Bartlett adds that a cumulative environmental impact assessment would prove that industrial development affects residents beyond the narrow definition of “directly affected,” which can be as little as within a 1 km radius of a proposed development.

Alberta Environment says much is being done to monitor the Industrial Heartland as massive new developments come onstream, but the department rejects residents’ call for a cumulative impact assessment, arguing that current programs are sufficient.

“When we do an impact assessment, we do a cumulative analysis of what is already out there, what is coming, and what is being planned for the future,” says Lisa Grotkowski, spokesperson for Alberta Environment.

In addition, the department says “air and water quality are being monitored with very strong programs, with a very good public communications component, making sure the public is aware of the status of their ambient air quality, and also providing programming where school children can learn about how industry mitigates the effects of air emissions.

“Alberta Environment participates in the Fort Air partnership and several ground and surface water monitoring and management programs,” adds Grotkowski.

The majority of funding for the Fort Air partnership comes from industry, as does the Beverly Channel groundwater monitoring program.
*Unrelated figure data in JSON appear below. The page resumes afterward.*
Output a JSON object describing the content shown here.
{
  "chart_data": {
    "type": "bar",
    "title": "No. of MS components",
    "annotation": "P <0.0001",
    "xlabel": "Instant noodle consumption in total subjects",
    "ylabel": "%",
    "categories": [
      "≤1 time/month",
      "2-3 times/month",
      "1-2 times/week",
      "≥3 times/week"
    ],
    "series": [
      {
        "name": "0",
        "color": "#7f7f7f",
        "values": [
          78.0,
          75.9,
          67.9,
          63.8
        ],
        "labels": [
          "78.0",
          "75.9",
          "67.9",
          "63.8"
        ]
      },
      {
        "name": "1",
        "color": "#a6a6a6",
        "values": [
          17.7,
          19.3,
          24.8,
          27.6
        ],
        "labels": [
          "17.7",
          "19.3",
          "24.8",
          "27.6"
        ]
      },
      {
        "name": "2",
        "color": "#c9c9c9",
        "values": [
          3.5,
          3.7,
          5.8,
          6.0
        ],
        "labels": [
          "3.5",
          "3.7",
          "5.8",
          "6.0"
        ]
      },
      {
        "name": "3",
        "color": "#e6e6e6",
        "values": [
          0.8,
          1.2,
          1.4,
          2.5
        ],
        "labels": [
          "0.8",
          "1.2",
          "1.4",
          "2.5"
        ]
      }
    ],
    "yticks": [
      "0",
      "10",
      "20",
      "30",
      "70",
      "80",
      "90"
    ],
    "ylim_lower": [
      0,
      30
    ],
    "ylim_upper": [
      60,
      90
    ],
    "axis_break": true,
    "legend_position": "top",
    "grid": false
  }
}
Of the programs cited by Alberta Environment for the industrial heartland, only the surface water program, funded through the provincial Water for Life strategy, is not paid for by industry.

Residents are moving forward with letters of concern and other applications to intervene in new petrochemical developments in the Industrial Heartland, but they are dismayed with the representation they’ve received from their municipal and provincial representatives.

“We’re just regular people, and we go into a hearing up against five or six lawyers and teams of public relations professionals,” says Anne Brown. “But we just want some answers. How much development is enough? And what are the effects of what we already have?”

The Mayor of Sturgeon County and the spokesperson for the Medical Officer of Health at Capital Health did not return calls for this article.